Most of us have probably dabbled with different breathing techniques in yoga, Pilates, Lamaze or when imitating Darth Vader (c'mon, admit it). Breathing is what keeps us alive, and without even thinking about it, we breathe between 12 to 16 times per minute. That's 17,280 to 23,040 times each day!

Beyond basic survival, breathing is also critical for optimal health and wellness. Research has found that deep breathing can improve the overall function of our immune system, heart health and sleep quality. In fact, world-renown pioneer in the field of breath work Dan Brulé suggests that "breath is the link between mind and body."

Breathing is often something we take for granted and don't pay much attention to. For example, the term "email apnea" was coined in response to the observation that many people tend to unconsciously hold their breath while reading email (research has also formally validated this using heart rate variability). By bringing attention to the breath throughout the day we can cultivate self-awareness. Something as simple as learning to breathe properly can have a significant impact on both your body and mind, leaving you feeling more efficient, productive and energized!

Deep breathing can improve the overall function of our immune system, heart health and sleep quality.

Here are a few tips to strengthen the connection between your breath and your mind:

Breathe deeply

Our "suck it in" culture has created a less-than-optimal shallow breathing default pattern for many of us. When we suck in our stomach to reduce our waistline, we force ourselves into a shallow breathing pattern that reduces the capacity of air we inhale and prevents deep belly breaths.

Shallow breathing increases the likelihood that our stress response will turn on (when we don't get enough oxygenated air into the bottom of the lungs we can feel anxious as we don't take a full breath). Bringing awareness to our breath and breathing deeply into our belly may improve our mood (less stress signals) as well as our mind and body's functioning.

Use it or lose it

We all know what it's like to miss the gym for a week or two, and when we come back we feel a bit weaker than we did before our hiatus. Just like any muscle, over time the diaphragm (our primary breathing muscle) becomes weaker when it is not used properly. Diaphragmatic breathing relaxes and focuses the mind.

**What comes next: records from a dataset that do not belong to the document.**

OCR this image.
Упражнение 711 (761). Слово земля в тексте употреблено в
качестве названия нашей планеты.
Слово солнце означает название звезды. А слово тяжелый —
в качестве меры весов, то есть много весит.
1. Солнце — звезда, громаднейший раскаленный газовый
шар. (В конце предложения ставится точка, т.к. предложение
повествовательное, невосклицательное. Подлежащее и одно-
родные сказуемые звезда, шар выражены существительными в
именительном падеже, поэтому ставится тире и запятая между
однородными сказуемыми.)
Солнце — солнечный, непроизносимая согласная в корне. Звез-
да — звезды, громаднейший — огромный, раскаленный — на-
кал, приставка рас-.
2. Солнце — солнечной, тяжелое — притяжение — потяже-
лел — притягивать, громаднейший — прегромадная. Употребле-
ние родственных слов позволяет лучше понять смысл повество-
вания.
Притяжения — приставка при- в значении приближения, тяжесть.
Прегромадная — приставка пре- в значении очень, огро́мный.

To determine if you are breathing from your chest (not ideal) or using your diaphragm place one hand on your upper chest and the other on your belly. Breathe normally and see if you can notice which hand is moving. If you are breathing with your diaphragm you will feel the hand on your belly rising and falling as you breathe, and the hand on your chest will remain still.

deep breath

(Photo: Lenanet via Getty Images)

Foster feel good hormones

There is a cause-and-effect relationship between positive breathing and good health. Deep, slow breathing increases the levels of the hormone oxytocin (our body's natural anti-anxiety drug) and reduces levels of cortisol (the stress hormone).

Decreasing the anxiety and stress in our life helps to transform our mindset from negative to positive. It also has a profound impact on how we interact with our world and the people in it -- family, friends, teammates and colleagues.

Quit waiting to exhale

Breathing is free. You can do it anytime, anywhere. Taking a moment before you start a task, work or a workout to close your eyes and take in a deep breath sets the stage for focused, energized success. It also relaxes you and makes you more conscious of your breathing during your task.

Try to inhale deeply through the nose, hold for one to two seconds, and then slowly exhale through the mouth. Repeat a few times.